Complaint is also made as to the refusal of the third instruction asked by plaintiff in error, which called attention to the fact that the owner of the buggy had offered a cash reward, and stated that if the jury found, from the evidence, that any witness “in behalf of the prosecution” had testified with the hope of this reward, they should take that fact into consideration in determining the credit to be given the testimony of such witness. Plaintiff in error’s second instruction covered, generally, all the points touching upon the interests and motives of the witnesses that he was entitled to have given, and there was no error in the refusal of said instruction. Hoch v. People, 219 Ill. 265; Mash v. People, 220 id. 86.

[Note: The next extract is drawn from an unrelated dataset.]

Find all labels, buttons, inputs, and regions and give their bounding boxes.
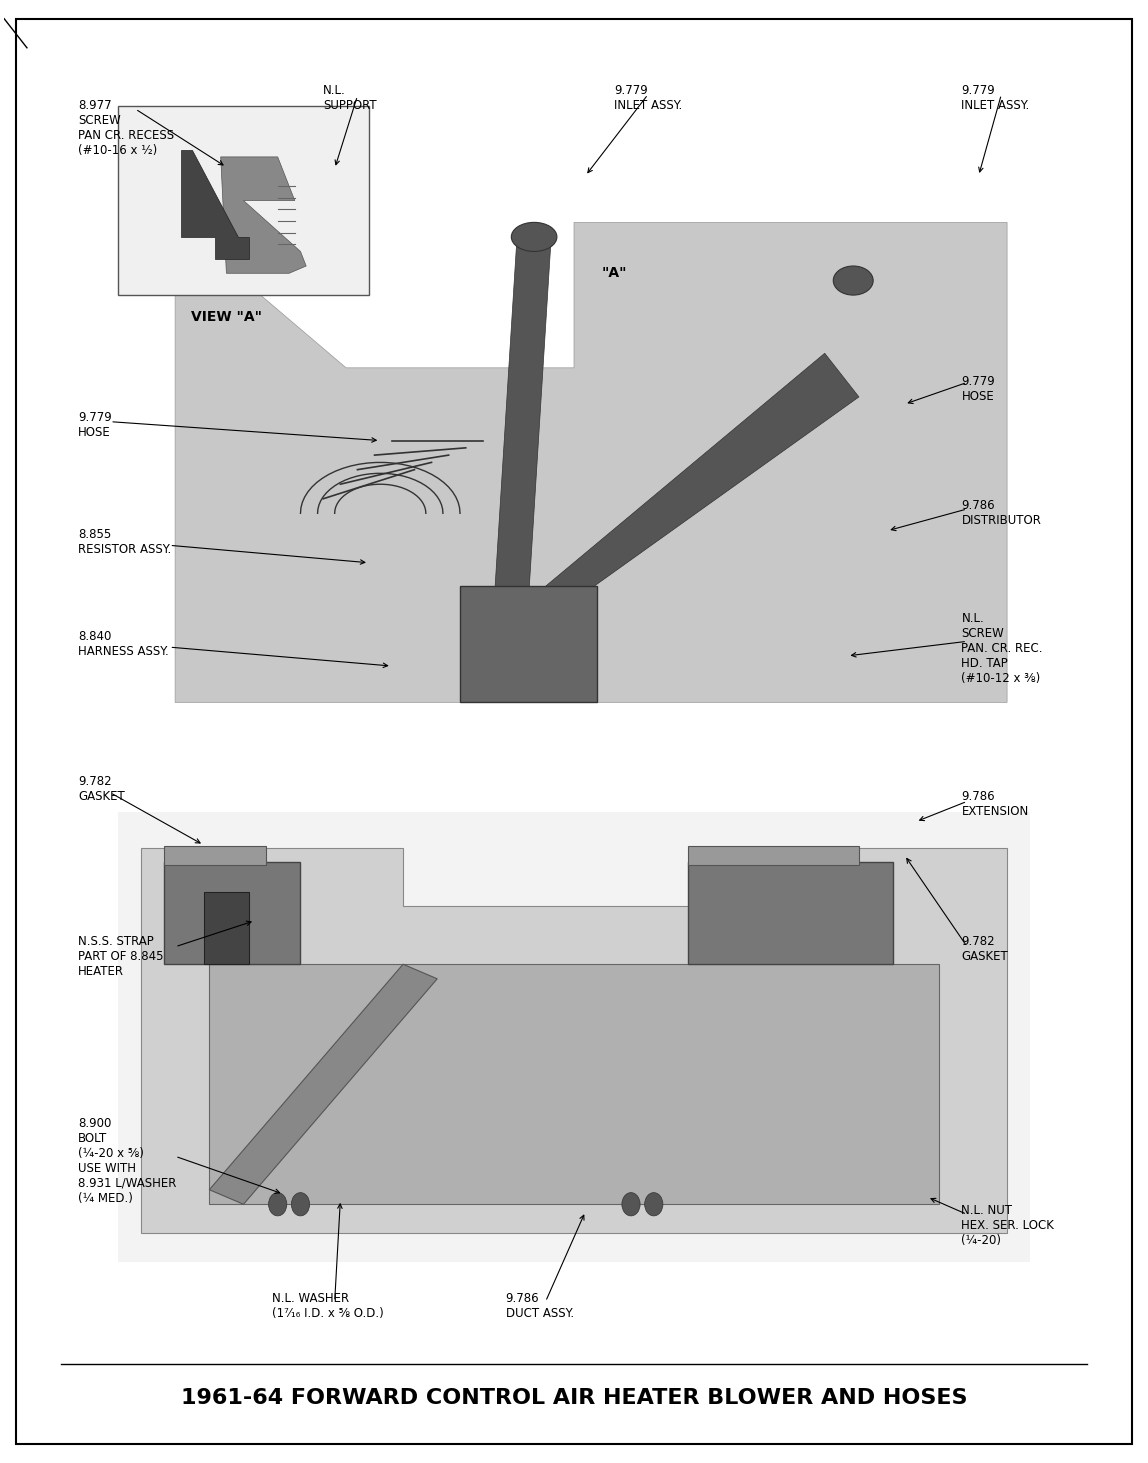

It is further urged that the court erred in admitting the testimony of Ralph Meinhardt that on the night of the crime he passed a team drawing two carriages,—one behind the other,—going from Danforth, where the buggy was taken, in the direction of Miller’s home; that he could not *387tell who or how many persons were in the front carriage. In the admission of circumstantial evidence great latitude is allowed. The jury should have before them every fact which may enable them to come to a satisfactory conclusion, and much discretion is left to the trial court as to the admission or exclusion of such testimony. (3 Ency. of Evidence, 110-116, and cases there cited.) We do not think there was error in admitting this testimony.

For the error committed in giving said seventeenth instruction for the People as to the recent possession of stolen property, the 'judgment will be reversed and the cause remanded to the circuit court. Reversed and remanded.